Spanish stocks rose for a second day after short interest fell in the biggest traded company and the City of London, home to many hedge funds, shut down to celebrate Queen Elizabeth II’s Diamond Jubilee.
Spain’s Ibex-35 (IBEX) rose as much as 1.5 percent after posting its biggest gain in three weeks yesterday, also a U.K. holiday.
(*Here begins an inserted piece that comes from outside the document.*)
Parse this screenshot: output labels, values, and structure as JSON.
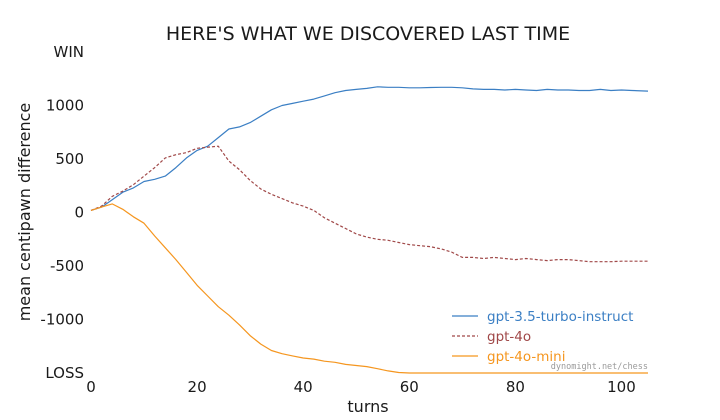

The index traded 0.3 percent higher at 11:00 a.m. in Madrid, led by Bankia SA. (BKIA)
The benchmark gained as the holiday marking the 60th anniversary of the monarch’s coronation freed investors to attend parties across the capital instead of selling Spanish stocks, said Ivan San Felix, an analyst at Renta 4 in Madrid.
“The hedge funds do a lot of damage and they’ve been heavily short on Spain,” said San Felix. “Let’s hope they relax, have a good time, enjoy the Jubilee, and maybe we can gain a bit more.”
Short interest in Telefonica SA (TEF:US), Spain’s largest company by market value, fell to about 2.1 percent of outstanding shares on June 1, the latest day for which data is available and the lowest level in at almost six weeks, according to data compiled by Bloomberg.
Short interest in Bankia, the lender that requested a 23.5 billion-euro bailout last month, dropped to two-month low of 2.5 percent on June 1, the last trading day before the four-day holiday.
The Ibex had dropped 29 percent this year through June 1 as investors bet the Spanish government will have to seek a bailout from its European Union partners in order to recapitalize its banking system. Prime Minister Mariano Rajoy on June 2 urged investors to ignore “irrational” concerns about Spanish securities and insisted the government won’t need a rescue.
The extra yield investors demand to hold Spanish 10-year government debt instead of the benchmark bunds narrowed to 524 basis points today.